Against the backdrop of the recent drop in global crude oil prices, the International Monetary Fund said on Monday that Nigeria’s economy would expand more slowly in 2019 than previously predicted.

The IMF, in its World Economic Outlook Update, titled ‘A Weakening Global Expansion,’ revised down the country’s Gross Domestic Product projection for this year to two per cent from the 2.3 per cent projected in October 2018.

It also lowered the economic growth forecast for next year to 2.2 per cent from the 2.5 per cent it previously predicted.

The Washington-based fund said, “In sub-Saharan Africa, growth is expected to pick up from 2.9 per cent in 2018 to 3.5 per cent in 2019, and 3.6 per cent in 2020.

“For both years, the projection is 0.3 percentage point lower than last October’s projection, as softening oil prices have caused downward revisions for Angola and Nigeria.”

According to the report, the headline numbers for the region mask significant variation in performance, with over one-third of sub-Saharan economies expected to grow above five per cent in 2019–20.

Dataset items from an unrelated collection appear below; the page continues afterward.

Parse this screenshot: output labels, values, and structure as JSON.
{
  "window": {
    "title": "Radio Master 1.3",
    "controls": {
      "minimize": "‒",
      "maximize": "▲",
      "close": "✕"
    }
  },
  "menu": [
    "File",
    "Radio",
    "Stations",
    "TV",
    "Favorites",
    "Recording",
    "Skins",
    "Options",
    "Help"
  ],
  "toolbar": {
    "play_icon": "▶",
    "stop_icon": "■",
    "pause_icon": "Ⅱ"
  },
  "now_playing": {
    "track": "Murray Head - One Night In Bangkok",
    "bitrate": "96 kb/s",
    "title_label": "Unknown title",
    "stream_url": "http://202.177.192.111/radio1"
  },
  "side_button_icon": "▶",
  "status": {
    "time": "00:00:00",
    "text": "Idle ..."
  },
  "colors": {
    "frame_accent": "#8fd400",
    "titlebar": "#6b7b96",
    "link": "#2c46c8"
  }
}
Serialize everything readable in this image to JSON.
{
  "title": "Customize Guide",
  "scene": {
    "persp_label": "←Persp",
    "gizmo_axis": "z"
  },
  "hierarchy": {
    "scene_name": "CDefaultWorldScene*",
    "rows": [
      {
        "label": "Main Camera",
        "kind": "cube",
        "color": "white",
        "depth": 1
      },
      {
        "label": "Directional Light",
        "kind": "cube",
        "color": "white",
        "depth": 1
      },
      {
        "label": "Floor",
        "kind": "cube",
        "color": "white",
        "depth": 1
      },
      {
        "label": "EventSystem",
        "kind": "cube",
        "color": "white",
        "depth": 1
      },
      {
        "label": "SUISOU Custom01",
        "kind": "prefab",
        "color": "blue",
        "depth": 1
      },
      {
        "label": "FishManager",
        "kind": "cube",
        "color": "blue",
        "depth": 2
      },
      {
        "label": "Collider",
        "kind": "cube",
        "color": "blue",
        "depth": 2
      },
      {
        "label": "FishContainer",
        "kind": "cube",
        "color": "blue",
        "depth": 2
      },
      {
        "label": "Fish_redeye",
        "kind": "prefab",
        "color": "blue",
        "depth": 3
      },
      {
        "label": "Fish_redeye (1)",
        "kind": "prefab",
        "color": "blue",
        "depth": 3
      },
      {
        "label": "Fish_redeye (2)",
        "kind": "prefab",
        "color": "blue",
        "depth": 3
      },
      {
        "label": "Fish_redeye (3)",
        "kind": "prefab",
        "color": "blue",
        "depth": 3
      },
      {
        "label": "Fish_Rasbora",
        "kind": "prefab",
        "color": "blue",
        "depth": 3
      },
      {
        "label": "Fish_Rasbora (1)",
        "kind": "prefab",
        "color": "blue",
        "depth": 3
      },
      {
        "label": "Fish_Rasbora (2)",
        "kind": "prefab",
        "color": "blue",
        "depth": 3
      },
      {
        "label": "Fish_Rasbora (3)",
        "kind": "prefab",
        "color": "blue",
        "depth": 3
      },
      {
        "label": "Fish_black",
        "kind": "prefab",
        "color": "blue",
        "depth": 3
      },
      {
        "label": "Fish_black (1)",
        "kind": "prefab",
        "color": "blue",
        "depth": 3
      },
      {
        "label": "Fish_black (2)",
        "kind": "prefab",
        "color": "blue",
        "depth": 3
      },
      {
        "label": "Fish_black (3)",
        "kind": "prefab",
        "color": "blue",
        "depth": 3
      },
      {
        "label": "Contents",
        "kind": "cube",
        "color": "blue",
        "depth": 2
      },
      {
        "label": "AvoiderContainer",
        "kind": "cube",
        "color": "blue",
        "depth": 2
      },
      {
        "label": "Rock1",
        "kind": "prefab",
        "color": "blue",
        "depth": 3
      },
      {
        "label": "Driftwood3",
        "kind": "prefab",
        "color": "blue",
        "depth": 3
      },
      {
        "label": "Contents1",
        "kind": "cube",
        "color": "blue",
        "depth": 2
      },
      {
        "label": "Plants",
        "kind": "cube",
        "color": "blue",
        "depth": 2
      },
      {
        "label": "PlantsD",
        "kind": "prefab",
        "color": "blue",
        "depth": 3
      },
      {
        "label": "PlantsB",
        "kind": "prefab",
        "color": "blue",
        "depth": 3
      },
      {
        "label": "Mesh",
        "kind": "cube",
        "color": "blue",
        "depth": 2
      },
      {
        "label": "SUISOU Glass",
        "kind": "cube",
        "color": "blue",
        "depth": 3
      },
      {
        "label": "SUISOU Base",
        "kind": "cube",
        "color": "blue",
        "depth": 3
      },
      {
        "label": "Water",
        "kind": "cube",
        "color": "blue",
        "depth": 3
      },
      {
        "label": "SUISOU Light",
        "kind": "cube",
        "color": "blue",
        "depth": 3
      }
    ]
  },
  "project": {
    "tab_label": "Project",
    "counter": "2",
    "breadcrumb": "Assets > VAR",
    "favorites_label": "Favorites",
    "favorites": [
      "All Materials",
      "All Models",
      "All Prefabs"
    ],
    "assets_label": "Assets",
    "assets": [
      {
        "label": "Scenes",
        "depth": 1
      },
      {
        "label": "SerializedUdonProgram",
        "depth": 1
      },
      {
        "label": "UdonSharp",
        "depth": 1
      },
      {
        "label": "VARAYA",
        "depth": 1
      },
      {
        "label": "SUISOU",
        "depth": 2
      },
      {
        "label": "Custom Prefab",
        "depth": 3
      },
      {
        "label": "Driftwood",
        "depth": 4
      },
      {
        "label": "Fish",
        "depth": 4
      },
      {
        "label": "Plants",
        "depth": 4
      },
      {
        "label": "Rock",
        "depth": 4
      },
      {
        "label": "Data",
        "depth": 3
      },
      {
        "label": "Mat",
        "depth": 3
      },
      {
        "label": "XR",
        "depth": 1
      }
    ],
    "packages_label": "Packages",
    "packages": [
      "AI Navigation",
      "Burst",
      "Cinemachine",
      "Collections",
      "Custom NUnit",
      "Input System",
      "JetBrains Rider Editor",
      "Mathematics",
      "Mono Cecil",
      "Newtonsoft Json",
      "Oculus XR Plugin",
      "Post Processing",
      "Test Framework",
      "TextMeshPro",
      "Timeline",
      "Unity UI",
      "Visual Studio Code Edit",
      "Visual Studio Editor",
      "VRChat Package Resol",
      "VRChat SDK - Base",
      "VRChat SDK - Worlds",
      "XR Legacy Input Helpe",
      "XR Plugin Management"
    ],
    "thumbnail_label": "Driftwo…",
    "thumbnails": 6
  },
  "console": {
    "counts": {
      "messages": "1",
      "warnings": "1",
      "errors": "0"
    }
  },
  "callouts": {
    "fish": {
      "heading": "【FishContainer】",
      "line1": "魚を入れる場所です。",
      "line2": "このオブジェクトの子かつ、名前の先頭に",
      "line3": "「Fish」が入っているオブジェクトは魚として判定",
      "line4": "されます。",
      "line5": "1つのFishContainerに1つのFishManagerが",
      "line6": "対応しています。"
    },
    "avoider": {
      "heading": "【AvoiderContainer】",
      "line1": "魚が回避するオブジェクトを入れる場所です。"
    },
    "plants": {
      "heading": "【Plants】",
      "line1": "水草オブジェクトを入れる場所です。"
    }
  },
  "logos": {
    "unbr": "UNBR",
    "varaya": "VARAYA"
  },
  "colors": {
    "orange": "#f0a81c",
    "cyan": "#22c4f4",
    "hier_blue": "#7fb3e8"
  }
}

The IMF downgraded its estimates for global growth for 2019 and 2020 to 3.5 per cent and 3.6 per cent respectively from 3.7 per cent each as previously predicted, warning that the expansion seen in recent years was losing momentum.

It said emerging market and developing economies had been tested by difficult external conditions over the past few months amid trade tensions, rising US interest rates, dollar appreciation, capital outflows, and volatile oil prices.

The IMF noted that in some economies, addressing high private debt burdens and balance-sheet currency and maturity mismatches would require strengthening macroprudential frameworks.

It said exchange rate flexibility could complement these policies by helping to buffer external shocks, adding, “Where inflation expectations are well anchored, monetary policy can provide support to domestic activity as needed.”

According to the report, fiscal policy should ensure debt ratios remain sustainable under the more challenging external financial conditions.

It said, “Improving the targeting of subsidies and rationalising recurrent expenditures can help preserve capital outlays needed to boost potential growth and social spending to enhance inclusion.

“For low-income developing countries, concerted efforts in these areas would also help diversify production structures (a pressing imperative for commodity-dependent economies), and their progress toward the UN Sustainable Development Goals.

Nigeria, Africa’s top oil producer, is highly dependent on crude oil for government revenues.

Average oil prices are projected at just below $60 per barrel in 2019 and 2020 (down from about $69 and $66, respectively, in the last WEO).

Early this month, the IMF announced that global debt had reached an all-time high of $184tn in nominal terms, the equivalent of 225 per cent of GDP in 2017, warning of “a legacy of excessive debt.”

Total debt in Nigeria, which was listed among the low-income developing countries, was put at 34 per cent of the nominal GDP of $376bn as of December 2017, with private debt accounting for 36.6 per cent of the debt.